Simon est l’un des travailleurs communautaires MSF dédié à la santé mentale dans le camp d’Hitsats. Comme d’autres membres de l’équipe, il est réfugié érythréen et a rencontré MSF alors qu’il était un patient. « Quand je suis arrivé pour la première fois dans le camp, je n’allais pas bien. Je revivais en permanence toutes les choses que j’avais subies lors de ma première tentative de traverser la frontière et lors de mon séjour en prison… j’ai pris une balle, me suis fait torturé, abusé. Les conseillers m’ont vraiment aidé à reprendre ma vie en main. Je me suis rendu compte que je pouvais aider d’autres personnes qui avaient vécu la même expérience, explique-t-il. Etre un travailleur social dans le programme de santé mentale MSF est la seule chose qui me donne une certaine stabilité et une motivation. Le fait d'avoir un but m'a aidé à ne pas trop penser à l’éloignement de ma famille et de mes amis, et me permet de ne pas avoir trop envie de reprendre la route. Beaucoup de gens ici souffrent de traumatismes et de problèmes mentaux. Quand je vois qu'ils s'améliorent aussi grâce au soutien que j'apporte dans mon travail, j'ai l'impression que cela vaut la peine de rester ici. Même si je n'ai pas réussi à devenir infirmier comme j'en rêvais quand j'étais en Erythrée, je suis toujours capable d'aider les gens et cela me rend très heureux », déclare Simon avec fierté.

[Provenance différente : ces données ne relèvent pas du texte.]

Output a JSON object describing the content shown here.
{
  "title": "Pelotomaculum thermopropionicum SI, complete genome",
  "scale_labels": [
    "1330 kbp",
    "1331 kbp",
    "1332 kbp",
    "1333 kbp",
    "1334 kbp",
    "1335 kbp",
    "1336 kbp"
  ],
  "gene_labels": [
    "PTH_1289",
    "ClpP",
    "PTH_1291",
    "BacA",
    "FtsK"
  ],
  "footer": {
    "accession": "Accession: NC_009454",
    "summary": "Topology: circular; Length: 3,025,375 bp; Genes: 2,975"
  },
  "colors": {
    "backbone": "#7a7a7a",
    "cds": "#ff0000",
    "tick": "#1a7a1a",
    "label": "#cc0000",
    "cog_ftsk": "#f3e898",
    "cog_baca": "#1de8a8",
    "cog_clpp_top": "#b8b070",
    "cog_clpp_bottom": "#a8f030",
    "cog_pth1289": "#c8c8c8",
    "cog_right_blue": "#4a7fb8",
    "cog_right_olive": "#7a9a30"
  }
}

Les camps de réfugiés d’Hitsats et de Shimelba accueillent respectivement environ 10 000 et 6 000 personnes. Chaque année, MSF y offre environ 2 800 sessions individuelles de conseil et 3 600 consultations psychiatriques. En plus des activités de santé mentale, MSF dispense des soins de santé primaire et secondaire, dont des soins hospitaliers 24h/24 7j/7 dans le camp de réfugiés de Hitsats en partenariat avec l'Administration éthiopienne pour les réfugiés et les rapatriés (ARRA) et des services de transfert par ambulance vers l'hôpital Shire, situé à proximité, pour les patients en état critique. La sensibilisation à la santé reproductive et la prévention du VIH sont également assurées au niveau communautaire.